The story follows several ‘clusters’ of characters and often jumps between them to show different things happening simultaneously which is unusual and felt at times like it was possibly written a little in style of a film script?

Not a book to be dipped into and definitely not a light read. This is an in depth read that needs to be given your full attention if you are to keep track of everything that is happening as the story dips between present time and other times as well as differing simultaneous activities. It describes Iceland beautifully and has opened my mind to world of ‘hidden folk’ of which I would otherwise probably never have heard of.

The ending seemed to rush up upon me and the actions of some of the characters surprised me greatly. Personally though I think it’s always good for a story not to be predictable.

I think I got a little muddled with events in places but there is a handy guide to the characters at the start of the book. It always worries me when I see those in books though as it tells me that I am going to need my wits about me!

The little illustrations throughout the book are delightful and show that Mr Shepherd is clearly a very talented man.

I’ve read the book wondering if it is based on real Icelandic folklore and have just visited google and discovered that it is. The Huldulfolk and Alfar are alive and well in Icelandic legend – how cool is that:…

I found it difficult to gauge the age range that the book is aimed at and am still not 100% sure which makes it difficult to know who I would recommend it to. However, I think anyone who enjoys mythology and folklore would get a lot out of this book and I’d love to read a review from someone who regularly reads this genre.

The Calling #BookReview

Posted on 16th August 2012 in #bookreview/ alison bruce/ book review/ books/ Crime Fiction

The Calling

by Alison Bruce

Synopsis: Kaye Whiting went to buy a birthday present and didn’t come back. Fifty miles away in Cambridge town centre a deeply disturbed young woman is standing by a payphone. She often feels compelled to do harmful things and is driven by a desire to make a call.
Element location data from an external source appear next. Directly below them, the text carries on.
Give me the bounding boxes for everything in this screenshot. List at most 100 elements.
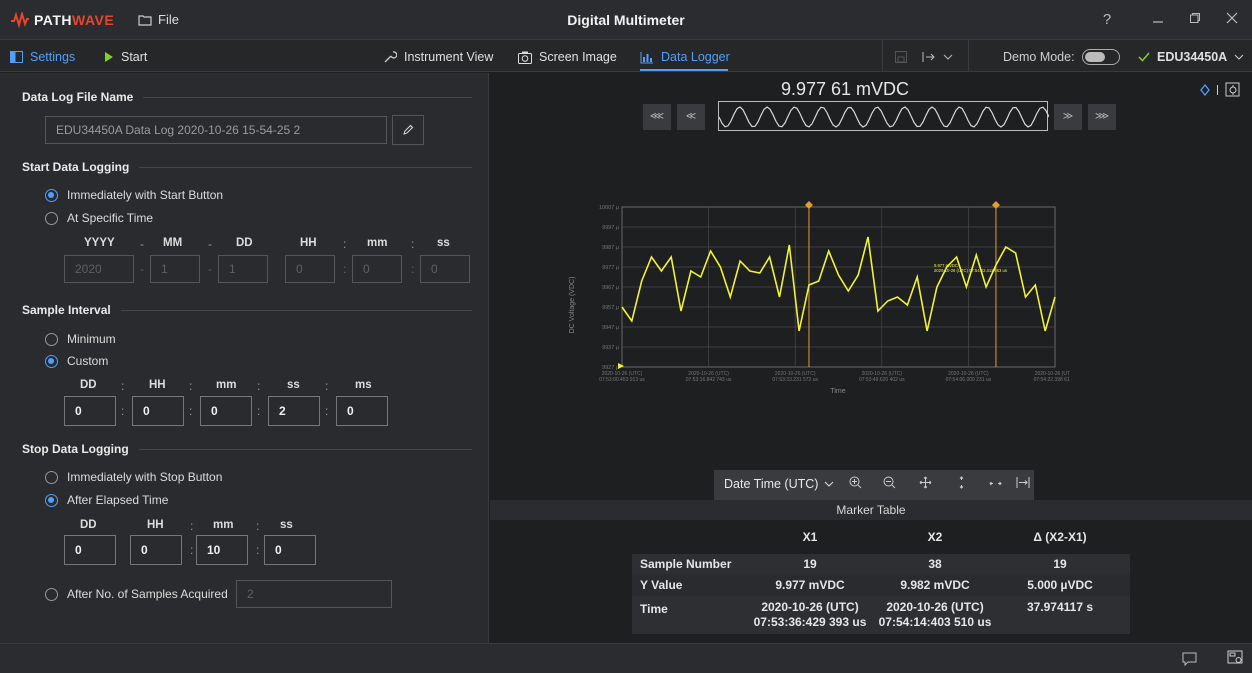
stop-seconds-header: ss [280,519,293,531]
stop-immediately-radio[interactable]: Immediately with Stop Button [45,470,222,484]
start-label: Start [121,50,148,64]
delta-sample-number: 19 [1053,557,1067,571]
separator: : [121,404,125,418]
horizontal-fit-button[interactable] [984,476,1006,494]
stop-minutes-header: mm [213,519,234,531]
radio-indicator [45,211,58,225]
interval-seconds-header: ss [287,379,300,391]
pan-button[interactable] [914,476,936,494]
chevron-down-icon [825,481,834,487]
overview-waveform [718,106,1050,128]
section-label: Data Log File Name [22,90,134,104]
start-second-field[interactable]: 0 [420,255,470,283]
instrument-view-tab[interactable]: Instrument View [383,48,493,66]
data-log-file-name-field[interactable]: EDU34450A Data Log 2020-10-26 15-54-25 2 [45,116,387,144]
marker-tools [1200,82,1240,97]
delta-y-value: 5.000 µVDC [1027,578,1093,592]
y-tick-label: 9937 μ [602,345,619,351]
stop-elapsed-time-radio[interactable]: After Elapsed Time [45,493,168,507]
demo-mode-control: Demo Mode: [1003,48,1120,66]
save-disabled-button[interactable] [895,48,907,66]
stop-samples-radio[interactable]: After No. of Samples Acquired [45,587,228,601]
radio-label: Minimum [67,332,116,346]
settings-label: Settings [30,50,76,64]
y-tick-label: 9957 μ [602,305,619,311]
data-logger-tab[interactable]: Data Logger [640,48,730,66]
start-button[interactable]: Start [104,48,147,66]
section-label: Sample Interval [22,303,111,317]
row-label: Sample Number [640,557,732,571]
start-immediately-radio[interactable]: Immediately with Start Button [45,188,223,202]
interval-ms-field[interactable]: 0 [336,396,388,426]
active-tab-indicator [640,69,728,71]
data-logger-label: Data Logger [661,50,730,64]
close-button[interactable] [1222,10,1242,30]
radio-label: After No. of Samples Acquired [67,587,228,601]
message-icon[interactable] [1182,652,1197,666]
step-forward-button[interactable]: ≫ [1054,104,1082,130]
interval-minimum-radio[interactable]: Minimum [45,332,116,346]
separator: - [140,262,144,276]
zoom-in-icon [849,476,861,489]
stop-seconds-field[interactable]: 0 [264,535,316,565]
start-minute-field[interactable]: 0 [352,255,402,283]
zoom-in-button[interactable] [844,476,866,494]
table-row: Y Value 9.977 mVDC 9.982 mVDC 5.000 µVDC [632,574,1130,596]
jump-to-end-button[interactable]: ⋙ [1088,104,1116,130]
vertical-fit-button[interactable] [950,476,972,494]
instrument-status-icon[interactable] [1227,650,1243,666]
step-back-button[interactable]: ≪ [677,104,705,130]
file-menu-label: File [158,12,179,27]
stop-hours-field[interactable]: 0 [130,535,182,565]
chart-zoom-toolbar: Date Time (UTC) [714,470,1034,500]
marker-diamond-icon[interactable] [1200,83,1210,96]
stop-days-field[interactable]: 0 [64,535,116,565]
save-icon [895,51,907,63]
screen-image-tab[interactable]: Screen Image [518,48,617,66]
maximize-button[interactable] [1185,10,1205,30]
logo-text-wave: WAVE [72,12,115,28]
autoscale-button[interactable] [1012,476,1034,494]
axis-mode-label: Date Time (UTC) [724,477,819,491]
stop-minutes-field[interactable]: 10 [196,535,248,565]
interval-minutes-field[interactable]: 0 [200,396,252,426]
row-label: Y Value [640,578,683,592]
x-axis-ticks: 2020-10-26 (UTC)07:53:00.453 913 us2020-… [599,371,1070,383]
interval-days-header: DD [80,379,97,391]
y-tick-label: 9967 μ [602,285,619,291]
marker-table-column-headers: X1 X2 Δ (X2-X1) [632,524,1130,550]
instrument-selector[interactable]: EDU34450A [1138,48,1244,66]
overview-strip[interactable] [718,101,1050,131]
jump-to-start-button[interactable]: ⋘ [643,104,671,130]
demo-mode-toggle[interactable] [1081,49,1120,65]
data-log-file-section-title: Data Log File Name [22,90,472,104]
radio-indicator [45,587,58,601]
folder-icon [138,14,152,26]
interval-seconds-field[interactable]: 2 [268,396,320,426]
zoom-out-button[interactable] [878,476,900,494]
chart-settings-icon[interactable] [1225,82,1240,97]
stop-samples-field[interactable]: 2 [236,580,392,608]
separator: : [343,262,347,276]
separator: : [121,379,125,393]
autoscale-icon [1016,477,1030,488]
minimize-button[interactable] [1148,10,1168,30]
file-menu[interactable]: File [138,12,179,27]
start-day-field[interactable]: 1 [218,255,268,283]
axis-mode-dropdown[interactable]: Date Time (UTC) [724,477,834,491]
x-tick-label: 07:53:33.231 572 us [772,377,818,383]
help-button[interactable]: ? [1097,10,1117,30]
settings-toggle-button[interactable]: Settings [10,48,75,66]
interval-custom-radio[interactable]: Custom [45,354,108,368]
interval-hours-field[interactable]: 0 [132,396,184,426]
edit-file-name-button[interactable] [392,115,424,145]
start-month-field[interactable]: 1 [150,255,200,283]
separator: : [189,404,193,418]
section-label: Stop Data Logging [22,442,129,456]
data-log-chart[interactable]: 10007 μ 9997 μ 9987 μ 9977 μ 9967 μ 9957 μ 994… [560,195,1070,400]
start-hour-field[interactable]: 0 [285,255,335,283]
export-dropdown-button[interactable] [922,48,953,66]
interval-days-field[interactable]: 0 [64,396,116,426]
start-specific-time-radio[interactable]: At Specific Time [45,211,153,225]
start-year-field[interactable]: 2020 [64,255,134,283]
When Kaye’s body is discovered, the only clue DC Gary Goodhew has to go on is a woman’s voice on his voicemail saying, “Kaye isn’t the first and won’t be the last…”

Regular readers of this blog will know that I am reading my way through the Alison Bruce books after discovering and loving Cambridge Blue.
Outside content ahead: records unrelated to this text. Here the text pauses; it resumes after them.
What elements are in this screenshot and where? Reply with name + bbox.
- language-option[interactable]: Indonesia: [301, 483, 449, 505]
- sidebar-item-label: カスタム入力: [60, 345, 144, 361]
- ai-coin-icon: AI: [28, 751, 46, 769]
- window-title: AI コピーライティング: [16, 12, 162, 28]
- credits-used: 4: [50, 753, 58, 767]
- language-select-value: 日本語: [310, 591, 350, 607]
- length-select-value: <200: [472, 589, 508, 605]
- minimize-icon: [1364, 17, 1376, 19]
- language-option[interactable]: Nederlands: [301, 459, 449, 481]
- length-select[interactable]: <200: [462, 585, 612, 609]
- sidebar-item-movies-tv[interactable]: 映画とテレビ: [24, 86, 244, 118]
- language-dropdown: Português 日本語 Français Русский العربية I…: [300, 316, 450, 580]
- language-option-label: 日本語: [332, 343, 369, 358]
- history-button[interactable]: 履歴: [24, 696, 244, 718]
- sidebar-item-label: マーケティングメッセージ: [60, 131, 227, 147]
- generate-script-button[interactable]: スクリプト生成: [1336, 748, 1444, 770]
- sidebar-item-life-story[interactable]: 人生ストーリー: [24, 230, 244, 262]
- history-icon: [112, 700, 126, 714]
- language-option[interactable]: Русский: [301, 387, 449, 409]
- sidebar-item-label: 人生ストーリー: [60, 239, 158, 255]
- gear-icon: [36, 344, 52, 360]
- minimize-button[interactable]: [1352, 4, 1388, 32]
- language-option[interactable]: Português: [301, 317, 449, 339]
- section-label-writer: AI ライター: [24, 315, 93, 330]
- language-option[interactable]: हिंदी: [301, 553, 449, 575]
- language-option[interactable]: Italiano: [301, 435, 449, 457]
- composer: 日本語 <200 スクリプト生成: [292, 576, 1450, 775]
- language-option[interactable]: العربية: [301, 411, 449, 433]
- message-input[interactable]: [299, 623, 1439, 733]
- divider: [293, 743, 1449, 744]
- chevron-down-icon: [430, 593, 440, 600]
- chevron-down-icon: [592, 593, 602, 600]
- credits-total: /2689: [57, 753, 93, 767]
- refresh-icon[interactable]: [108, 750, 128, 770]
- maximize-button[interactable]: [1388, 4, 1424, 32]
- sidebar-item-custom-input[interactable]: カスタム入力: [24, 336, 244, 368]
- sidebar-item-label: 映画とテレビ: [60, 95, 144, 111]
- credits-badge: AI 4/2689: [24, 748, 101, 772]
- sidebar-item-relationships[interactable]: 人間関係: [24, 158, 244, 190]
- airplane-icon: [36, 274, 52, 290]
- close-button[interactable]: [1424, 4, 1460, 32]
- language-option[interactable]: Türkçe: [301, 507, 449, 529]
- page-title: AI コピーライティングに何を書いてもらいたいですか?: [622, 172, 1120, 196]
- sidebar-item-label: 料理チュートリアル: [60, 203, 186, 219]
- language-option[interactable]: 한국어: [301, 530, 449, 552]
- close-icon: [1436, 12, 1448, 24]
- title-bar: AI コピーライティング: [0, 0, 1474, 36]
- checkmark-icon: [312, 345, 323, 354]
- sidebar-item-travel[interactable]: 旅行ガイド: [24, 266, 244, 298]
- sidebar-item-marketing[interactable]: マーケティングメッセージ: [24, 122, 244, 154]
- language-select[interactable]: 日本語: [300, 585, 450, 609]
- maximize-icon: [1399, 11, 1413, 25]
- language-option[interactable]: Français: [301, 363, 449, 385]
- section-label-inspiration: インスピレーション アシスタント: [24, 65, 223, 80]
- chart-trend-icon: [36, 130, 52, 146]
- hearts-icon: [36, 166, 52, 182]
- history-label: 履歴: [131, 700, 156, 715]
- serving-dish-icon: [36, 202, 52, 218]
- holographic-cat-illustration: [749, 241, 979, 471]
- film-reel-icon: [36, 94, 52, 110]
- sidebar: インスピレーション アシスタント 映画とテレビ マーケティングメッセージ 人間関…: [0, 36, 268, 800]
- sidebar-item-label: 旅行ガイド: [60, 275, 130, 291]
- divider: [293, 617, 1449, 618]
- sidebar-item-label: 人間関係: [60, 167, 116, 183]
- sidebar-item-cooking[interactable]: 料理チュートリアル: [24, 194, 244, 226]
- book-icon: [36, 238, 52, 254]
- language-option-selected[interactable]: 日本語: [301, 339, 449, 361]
I have one negative comment and I’ll get it out of the way first (Alison already knows this anyway!) I’m really sad that the cover has been changed from the original one which was:

I personally love the original style of the jacket covers and think it’s a real shame that they’ve been made more generic by the publishers.

Anyway, the book!

I know from my Q&A session with Alison that The Calling, although being the third in the Cambridge Blue series, is actually the first one that she wrote and I read the book with that knowledge to see if I could ‘tell’. I certainly don’t think it is screamingly obvious, but there were a few subtle differences about DC Gary Goodhew’s personality?

I love it when I get to start a new DC Gary Goodhew book, it’s great to settle down with a book knowing that you love the characters and that you love the writing style. The Calling did not disappoint. It is fast paced (as all of the series have been so far) and you get drawn into the story very quickly, making it hard to put the book down.
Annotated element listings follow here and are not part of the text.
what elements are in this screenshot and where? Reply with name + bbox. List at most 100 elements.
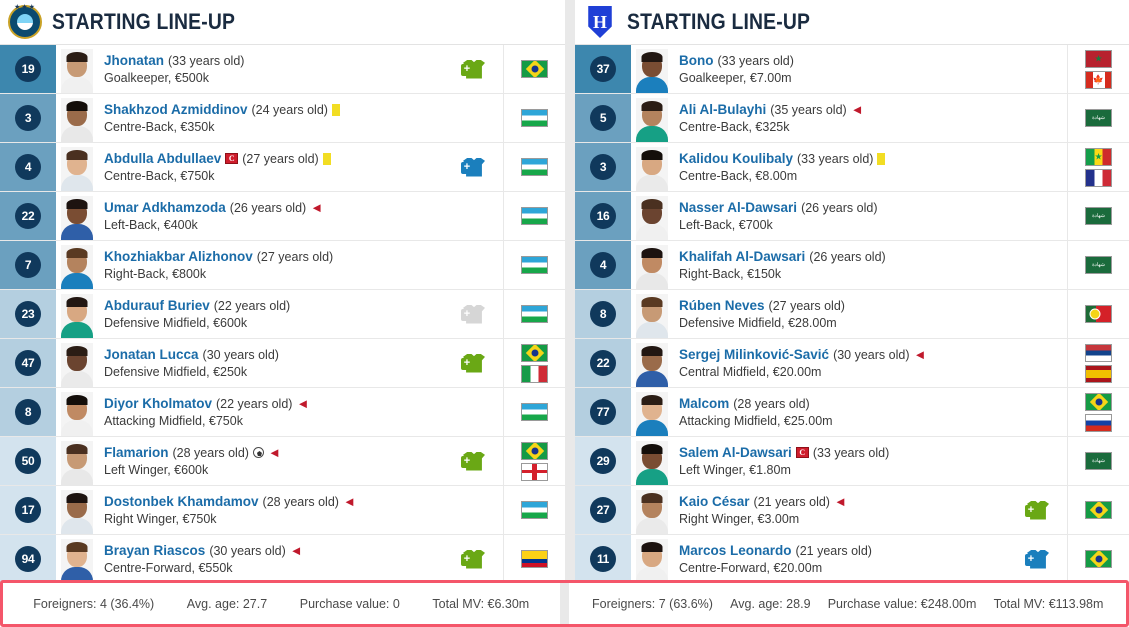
player-name-link[interactable]: Abdulla Abdullaev [104,151,221,167]
player-name-link[interactable]: Jhonatan [104,53,164,69]
player-row[interactable]: 22 Umar Adkhamzoda (26 years old) ◄ Left-Bac… [0,192,565,241]
player-photo[interactable] [631,437,669,485]
player-photo[interactable] [631,388,669,436]
player-photo[interactable] [631,192,669,240]
player-age: (30 years old) [209,543,286,558]
player-name-link[interactable]: Sergej Milinković-Savić [679,347,829,363]
player-name-link[interactable]: Bono [679,53,714,69]
player-name-link[interactable]: Diyor Kholmatov [104,396,212,412]
substitution-icon-cell [443,388,503,436]
photo-body [61,77,93,93]
player-name-link[interactable]: Jonatan Lucca [104,347,199,363]
player-number-badge: 8 [15,399,41,425]
player-photo[interactable] [631,241,669,289]
player-row[interactable]: 8 Diyor Kholmatov (22 years old) ◄ Attacking… [0,388,565,437]
substitute-in-green-icon[interactable]: + [1025,500,1049,521]
player-row[interactable]: 19 Jhonatan (33 years old) Goalkeeper, €500… [0,45,565,94]
player-name-link[interactable]: Abdurauf Buriev [104,298,210,314]
player-row[interactable]: 17 Dostonbek Khamdamov (28 years old) ◄ Righ… [0,486,565,535]
crest-shield-icon: H [588,6,612,38]
player-name-link[interactable]: Kaio César [679,494,750,510]
player-photo[interactable] [56,192,94,240]
player-row[interactable]: 3 Shakhzod Azmiddinov (24 years old) Centre… [0,94,565,143]
player-info: Marcos Leonardo (21 years old) Centre-Forw… [669,535,1007,583]
player-name-link[interactable]: Brayan Riascos [104,543,205,559]
player-name-link[interactable]: Malcom [679,396,729,412]
player-row[interactable]: 27 Kaio César (21 years old) ◄ Right Winger,… [575,486,1129,535]
player-nationality-cell [503,339,565,387]
player-photo[interactable] [631,290,669,338]
player-name-link[interactable]: Shakhzod Azmiddinov [104,102,248,118]
player-name-link[interactable]: Ali Al-Bulayhi [679,102,766,118]
player-name-line: Diyor Kholmatov (22 years old) ◄ [104,396,443,412]
player-row[interactable]: 4 Abdulla Abdullaev C (27 years old) Centre-… [0,143,565,192]
player-name-link[interactable]: Marcos Leonardo [679,543,792,559]
substitute-in-blue-icon[interactable]: + [461,157,485,178]
player-photo[interactable] [56,437,94,485]
france-flag [1085,168,1112,187]
photo-body [636,518,668,534]
player-photo[interactable] [56,388,94,436]
player-photo[interactable] [56,535,94,583]
substitute-in-grey-icon[interactable]: + [461,304,485,325]
italy-flag [521,364,548,383]
player-row[interactable]: 22 Sergej Milinković-Savić (30 years old) ◄… [575,339,1129,388]
player-photo[interactable] [631,339,669,387]
player-photo[interactable] [56,290,94,338]
brazil-flag [521,60,548,78]
player-name-link[interactable]: Rúben Neves [679,298,765,314]
player-photo[interactable] [631,45,669,93]
player-row[interactable]: 50 Flamarion (28 years old) ◄ Left Winger, €… [0,437,565,486]
player-row[interactable]: 23 Abdurauf Buriev (22 years old) Defensive… [0,290,565,339]
player-info: Flamarion (28 years old) ◄ Left Winger, €60… [94,437,443,485]
player-row[interactable]: 8 Rúben Neves (27 years old) Defensive Midf… [575,290,1129,339]
player-row[interactable]: 16 Nasser Al-Dawsari (26 years old) Left-Ba… [575,192,1129,241]
player-row[interactable]: 37 Bono (33 years old) Goalkeeper, €7.00m [575,45,1129,94]
player-name-link[interactable]: Nasser Al-Dawsari [679,200,797,216]
player-photo[interactable] [56,45,94,93]
player-photo[interactable] [631,535,669,583]
player-photo[interactable] [56,143,94,191]
player-name-link[interactable]: Kalidou Koulibaly [679,151,793,167]
substitute-in-blue-icon[interactable]: + [1025,549,1049,570]
player-row[interactable]: 3 Kalidou Koulibaly (33 years old) Centre-B… [575,143,1129,192]
player-name-link[interactable]: Dostonbek Khamdamov [104,494,259,510]
player-row[interactable]: 94 Brayan Riascos (30 years old) ◄ Centre-Fo… [0,535,565,584]
player-photo[interactable] [631,143,669,191]
substitution-icon-cell: + [443,437,503,485]
player-row[interactable]: 29 Salem Al-Dawsari C (33 years old) Left Wi… [575,437,1129,486]
player-name-link[interactable]: Flamarion [104,445,169,461]
player-photo[interactable] [631,94,669,142]
player-photo[interactable] [56,241,94,289]
crest-inner-icon [16,13,34,31]
player-info: Malcom (28 years old) Attacking Midfield, … [669,388,1007,436]
player-name-link[interactable]: Salem Al-Dawsari [679,445,792,461]
player-number-cell: 8 [575,290,631,338]
player-position-value: Centre-Back, €350k [104,119,215,134]
brazil-flag [521,343,548,362]
player-row[interactable]: 5 Ali Al-Bulayhi (35 years old) ◄ Centre-Bac… [575,94,1129,143]
substitute-in-green-icon[interactable]: + [461,549,485,570]
player-info: Kaio César (21 years old) ◄ Right Winger, €… [669,486,1007,534]
player-age: (30 years old) [833,347,910,362]
player-row[interactable]: 4 Khalifah Al-Dawsari (26 years old) Right-… [575,241,1129,290]
player-photo[interactable] [631,486,669,534]
player-name-link[interactable]: Khalifah Al-Dawsari [679,249,805,265]
photo-hair [641,542,663,552]
player-position-value: Defensive Midfield, €28.00m [679,315,837,330]
player-age: (30 years old) [202,347,279,362]
player-photo[interactable] [56,486,94,534]
player-row[interactable]: 47 Jonatan Lucca (30 years old) Defensive M… [0,339,565,388]
player-name-link[interactable]: Khozhiakbar Alizhonov [104,249,253,265]
player-row[interactable]: 7 Khozhiakbar Alizhonov (27 years old) Righ… [0,241,565,290]
player-name-link[interactable]: Umar Adkhamzoda [104,200,226,216]
photo-hair [66,52,88,62]
substitute-in-green-icon[interactable]: + [461,451,485,472]
player-photo[interactable] [56,94,94,142]
player-name-line: Khalifah Al-Dawsari (26 years old) [679,249,1007,265]
player-photo[interactable] [56,339,94,387]
player-row[interactable]: 77 Malcom (28 years old) Attacking Midfield… [575,388,1129,437]
substitute-in-green-icon[interactable]: + [461,59,485,80]
player-row[interactable]: 11 Marcos Leonardo (21 years old) Centre-Fo… [575,535,1129,584]
substitute-in-green-icon[interactable]: + [461,353,485,374]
Poor Kaye, I was willing her to hang on and was quite shocked when she didn’t! That was totally unexpected for me but it was a great way to be thrown straight into the book. I thought that the pain portrayed by Kaye’s mother was excellently observed.

I kept changing my mind about who my chief suspect was as the story progressed and I enjoyed being kept on my toes as new developments arose. I liked the way that the crime was solved between DC Goodhew and the enigmatic character ‘Marlowe’ and thought the relationship between their, equally untraditional, personalities felt very plausable.

As ever I have no intention of giving away the ending to this book, except to say that I one point I did think Alison had taken leave of her senses with the way the story was heading but it was of course just another cleverly woven red herring!

Great book – if you are new to the Cambridge Blue series, please pick up a copy of Cambridge Blue first and fall in love with enigmatic DC Gary Goodhew!